In other places and other times I have spoken of the story of my great Uncle Ephraim who farmed his last many years alone, milking a handful of long lived cows. He was 95 when his family decided he could not continue farming and living alone because it was unsafe. They had him committed to an old folks home. Hauled him off against his will. His last concern was for his milk cows. When a friend came to the rest home and told him the herd had gone to slaughter, Ephraim turned himself off and died two days later. I never knew him but my father used his story as a cautionary tale, warning me that grand as a farm life might be don’t let it become your own tragedy. I look left at the screen door and wonder if I should be making plans for self protection. My family is different, they want to see the ranch continue, they want to imagine I will continue for a long time yet. They hope I am taking the necessary steps to make that so.
I was having a conversation with a cousin two days ago about my paintings. She wished that I would work to exhibit more and make the paintings available for sale. She believes in my artwork and says maybe it’s time for me to back off the publishing business and/or the farming. She didn’t say it but I could hear the ‘you aren’t getting any younger’ observation coupled to her assessment of what I should be doing.
That in turn reminded me of a recent correspondence with someone who believes my writing might amount to something but that I need to put more serious time into it. That it is an art form which demands full attention. The suggestion was that the full nature of my failure was wastefulness.

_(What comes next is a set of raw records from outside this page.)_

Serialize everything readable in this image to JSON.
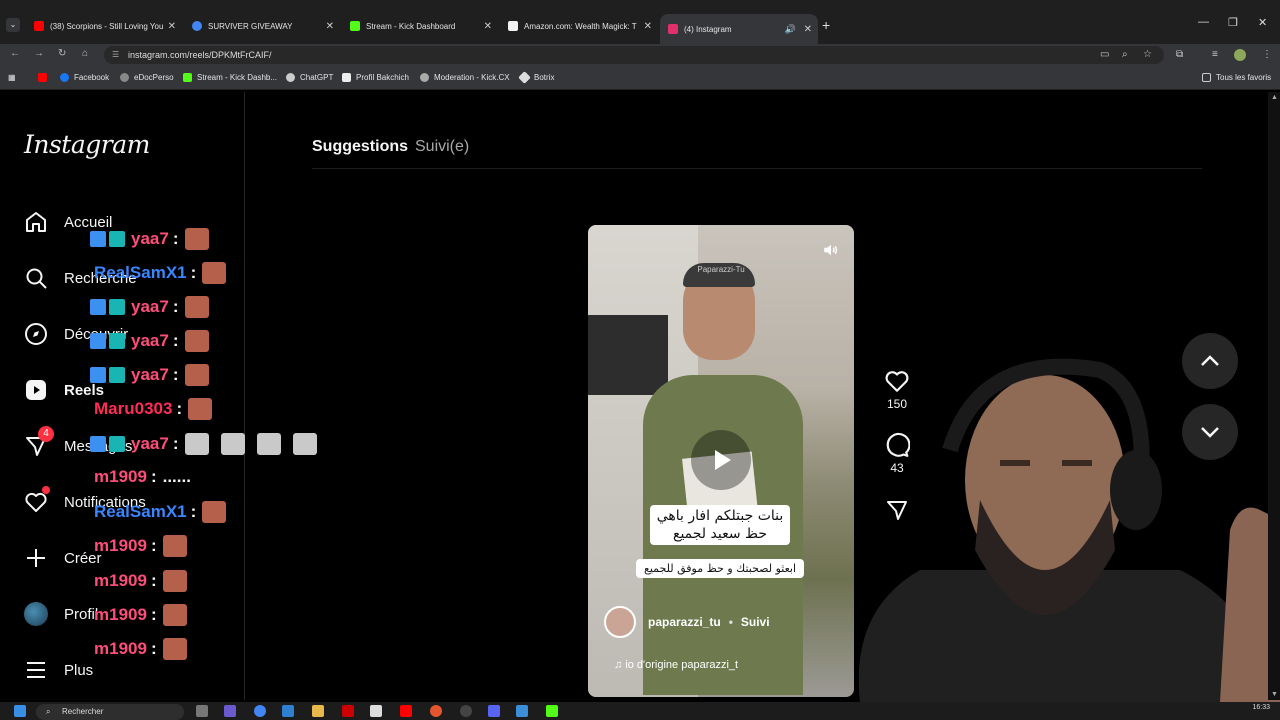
{
  "browser": {
    "tabs": [
      {
        "title": "(38) Scorpions - Still Loving You",
        "favicon_color": "#ff0000"
      },
      {
        "title": "SURVIVER GIVEAWAY",
        "favicon_color": "#4285f4"
      },
      {
        "title": "Stream - Kick Dashboard",
        "favicon_color": "#53fc18"
      },
      {
        "title": "Amazon.com: Wealth Magick: T",
        "favicon_color": "#f2f2f2"
      },
      {
        "title": "(4) Instagram",
        "favicon_color": "#e1306c"
      }
    ],
    "url": "instagram.com/reels/DPKMtFrCAIF/",
    "bookmarks": [
      "Facebook",
      "eDocPerso",
      "Stream - Kick Dashb...",
      "ChatGPT",
      "Profil Bakchich",
      "Moderation - Kick.CX",
      "Botrix"
    ],
    "all_bookmarks_label": "Tous les favoris"
  },
  "sidebar": {
    "logo": "Instagram",
    "items": [
      {
        "label": "Accueil",
        "icon": "home-icon"
      },
      {
        "label": "Recherche",
        "icon": "search-icon"
      },
      {
        "label": "Découvrir",
        "icon": "compass-icon"
      },
      {
        "label": "Reels",
        "icon": "reels-icon"
      },
      {
        "label": "Messages",
        "icon": "messenger-icon",
        "badge": "4"
      },
      {
        "label": "Notifications",
        "icon": "heart-icon"
      },
      {
        "label": "Créer",
        "icon": "plus-icon"
      },
      {
        "label": "Profil",
        "icon": "avatar-icon"
      },
      {
        "label": "Plus",
        "icon": "menu-icon"
      }
    ]
  },
  "feed_tabs": {
    "suggestions": "Suggestions",
    "following": "Suivi(e)"
  },
  "reel": {
    "watermark": "Paparazzi-Tu",
    "caption_line1": "بنات جبتلكم افار باهي",
    "caption_line2": "حظ سعيد لجميع",
    "caption_line3": "ابعثو لصحبتك و حظ موفق للجميع",
    "author": "paparazzi_tu",
    "follow": "Suivi",
    "music": "io d'origine  paparazzi_t"
  },
  "actions": {
    "likes": "150",
    "comments": "43"
  },
  "chat_overlay": [
    {
      "user": "yaa7",
      "color": "#ff4d7a",
      "badges": true,
      "msg": "",
      "emotes": 1
    },
    {
      "user": "RealSamX1",
      "color": "#3a86ff",
      "badges": false,
      "msg": "",
      "emotes": 1
    },
    {
      "user": "yaa7",
      "color": "#ff4d7a",
      "badges": true,
      "msg": "",
      "emotes": 1
    },
    {
      "user": "yaa7",
      "color": "#ff4d7a",
      "badges": true,
      "msg": "",
      "emotes": 1
    },
    {
      "user": "yaa7",
      "color": "#ff4d7a",
      "badges": true,
      "msg": "",
      "emotes": 1
    },
    {
      "user": "Maru0303",
      "color": "#ff2d55",
      "badges": false,
      "msg": "",
      "emotes": 1
    },
    {
      "user": "yaa7",
      "color": "#ff4d7a",
      "badges": true,
      "msg": "",
      "emotes": 4
    },
    {
      "user": "m1909",
      "color": "#ff4d7a",
      "badges": false,
      "msg": "......",
      "emotes": 0
    },
    {
      "user": "RealSamX1",
      "color": "#3a86ff",
      "badges": false,
      "msg": "",
      "emotes": 1
    },
    {
      "user": "m1909",
      "color": "#ff4d7a",
      "badges": false,
      "msg": "",
      "emotes": 1
    },
    {
      "user": "m1909",
      "color": "#ff4d7a",
      "badges": false,
      "msg": "",
      "emotes": 1
    },
    {
      "user": "m1909",
      "color": "#ff4d7a",
      "badges": false,
      "msg": "",
      "emotes": 1
    },
    {
      "user": "m1909",
      "color": "#ff4d7a",
      "badges": false,
      "msg": "",
      "emotes": 1
    }
  ],
  "taskbar": {
    "search_placeholder": "Rechercher",
    "time": "16:33"
  }
}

My life’s pursuits form a quadrangle: farming, publishing, painting and writing. I’m being told I may be too old and infirm to continue farming and too distracted to continue writing or painting. That leaves the publishing. I believe in this publication and the good it does. My efforts here give me a solid sense of worth. Farming and painting are lifetime passions which share my time and define me. That leaves the writing, which is the right way to put it.
I am not giving up painting, farming or this publication, I see myself with these things as long as I shall live. But I do not see myself as a writer, I have but little respect for the craft, and its rules. Does anyone these days? I was in the hospital waiting room while Kristi had surgery, sitting and reading a book. The nurse walked by and said, “Oh my gosh it’s been years since I’ve seen anyone reading a book in here. It’s so refreshingly old fashioned. I guess the internet has taken that away from us.”
The important element in this is how we see ourselves, at least with regard to how that fuels our next efforts. I see myself as a farmer, a painter and a publisher – all three small time. The difference is between what you pursue, and what might define you. Writing no longer defines me.
So there, while you were reading I did it. I‘ve gone from a quadrangle of pursuits to a triangle with a teetering third leg. Mr. Guinapp would love it. Leaning on farming terminology I’m culling writing from my list of “what I do.”
And I’m NOT going to make efforts to commercialize my artwork. Instead I will just roll the paintings up and store them. And with the farming I’m going to continue to try to improve stopping every so often to ask over my shoulder of Ian, ‘How’m I doing son?’ And, with his and Justin and Juliet and Scout and Kristi’s nods, I plan on getting better at it.
The real work calls me. I once again look left and marvel at the screen door’s portal magic and the smile comes. I’m going to do a painting of this view through the kitchen to the screen door. I’m going to try to capture the magic.